Sein Verständnis dieses Mikrokosmos innerhalb einer aufgeklärten Gesellschaft löst er szenisch so, indem die Akteure den anderen Darstellern bei ihrem Spiel zusehen. Vor einem riesigen Gebetsteppich sitzen sie auf ihren Stühlen und betrachten die Situationen. So belächeln die Töchter die selbstmitleidigen Aktionen ihres Vaters, dieser wiederum staunt über deren Haltungen.

Peter Simonischek überzeugt als selbstgefälliger Afzal. Mit dichten dunkel gefärbten Augenbrauen und ebensolchem Schnurrbart, einer polternden und zugleich manipulativen Art reüssiert er als Familienoberhaupt. Philipp Hauß zeigt die Widersprüche des sozial engagierten Eli, der fest daran glaubt, dass Beziehung nur über echte Auseinandersetzung und ehrliches Interesse gelingen kann.
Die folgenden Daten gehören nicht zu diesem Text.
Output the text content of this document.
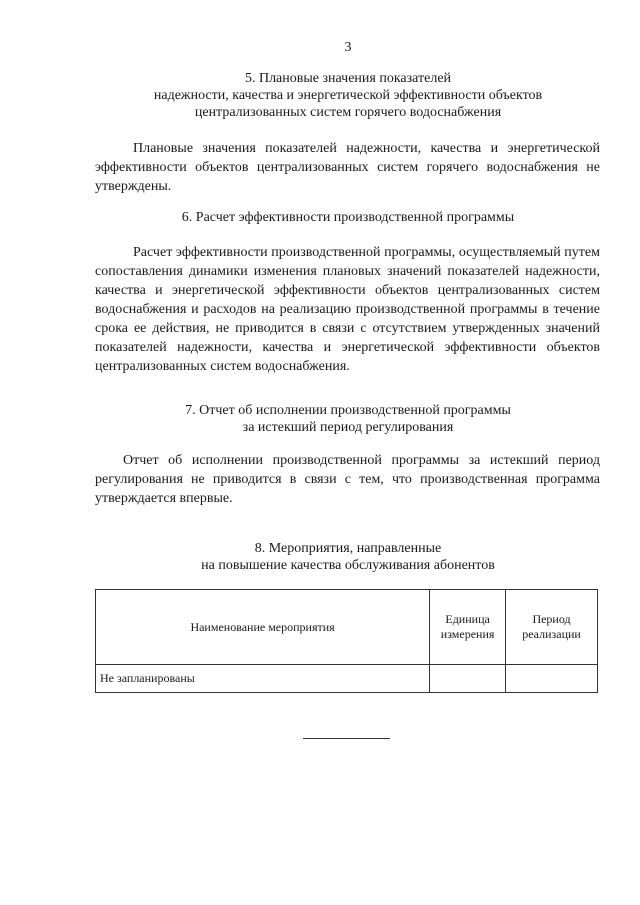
3
5. Плановые значения показателей
надежности, качества и энергетической эффективности объектов
централизованных систем горячего водоснабжения

Плановые значения показателей надежности, качества и энергетической эффективности объектов централизованных систем горячего водоснабжения не утверждены.

6. Расчет эффективности производственной программы

Расчет эффективности производственной программы, осуществляемый путем сопоставления динамики изменения плановых значений показателей надежности, качества и энергетической эффективности объектов централизованных систем водоснабжения и расходов на реализацию производственной программы в течение срока ее действия, не приводится в связи с отсутствием утвержденных значений показателей надежности, качества и энергетической эффективности объектов централизованных систем водоснабжения.

7. Отчет об исполнении производственной программы
за истекший период регулирования

Отчет об исполнении производственной программы за истекший период регулирования не приводится в связи с тем, что производственная программа утверждается впервые.

8. Мероприятия, направленные
на повышение качества обслуживания абонентов
Наименование мероприятия	Единица измерения	Период реализации
Не запланированы		
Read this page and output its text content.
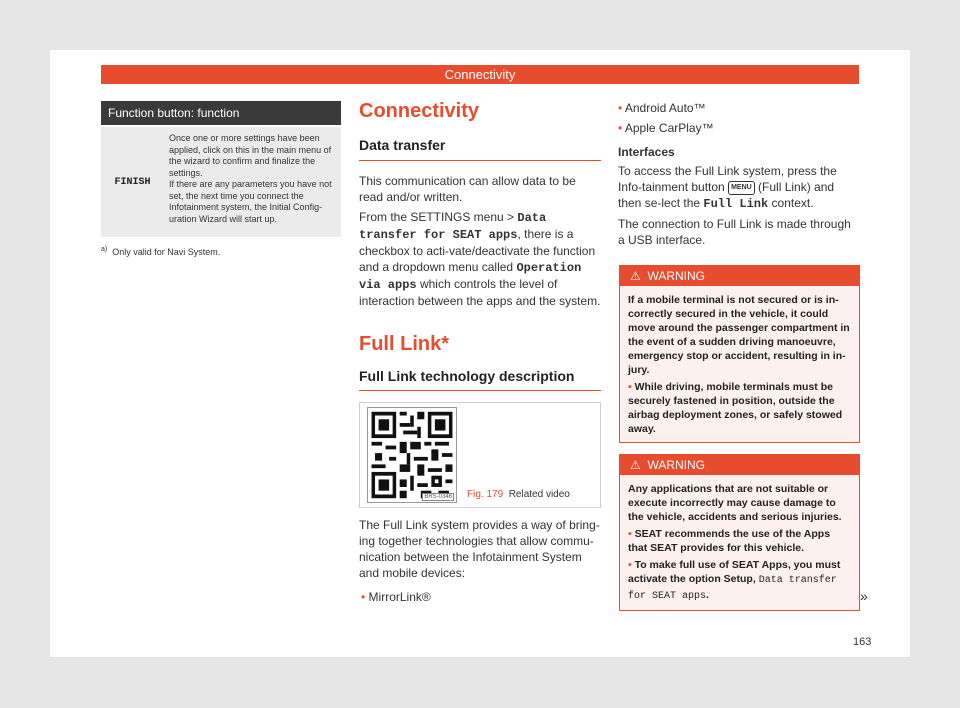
Connectivity
Function button: function
FINISH
Once one or more settings have been applied, click on this in the main menu of the wizard to confirm and finalize the settings.
If there are any parameters you have not set, the next time you connect the Infotainment system, the Initial Config-uration Wizard will start up.
$^{a)}$ Only valid for Navi System.
Connectivity
Data transfer
This communication can allow data to be read and/or written.
From the SETTINGS menu > Data transfer for SEAT apps, there is a checkbox to acti-vate/deactivate the function and a dropdown menu called Operation via apps which controls the level of interaction between the apps and the system.
Full Link*
Full Link technology description
BRS-0346 Fig. 179 Related video
The Full Link system provides a way of bring-ing together technologies that allow commu-nication between the Infotainment System and mobile devices:
• MirrorLink®
• Android Auto™
• Apple CarPlay™
Interfaces
To access the Full Link system, press the Info-tainment button MENU (Full Link) and then se-lect the Full Link context.
The connection to Full Link is made through a USB interface.
⚠ WARNING
If a mobile terminal is not secured or is in-correctly secured in the vehicle, it could move around the passenger compartment in the event of a sudden driving manoeuvre, emergency stop or accident, resulting in in-jury.
• While driving, mobile terminals must be securely fastened in position, outside the airbag deployment zones, or safely stowed away.
⚠ WARNING
Any applications that are not suitable or execute incorrectly may cause damage to the vehicle, accidents and serious injuries.
• SEAT recommends the use of the Apps that SEAT provides for this vehicle.
• To make full use of SEAT Apps, you must activate the option Setup, Data transfer for SEAT apps.	»
163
Blass bleibt Aenne Schwarz, die weder die vielfach zitierte Begabung noch die kämpferische Seite dieser Zarina zum Ausdruck bringt. Revolte wird durch Härte behauptet. Prader verflacht starke Momente und setzt kaum Akzente. Dennoch wird diese Inszenierung aufgrund der Qualität und Aktualität des Stückes wohl ein Riesenerfolg.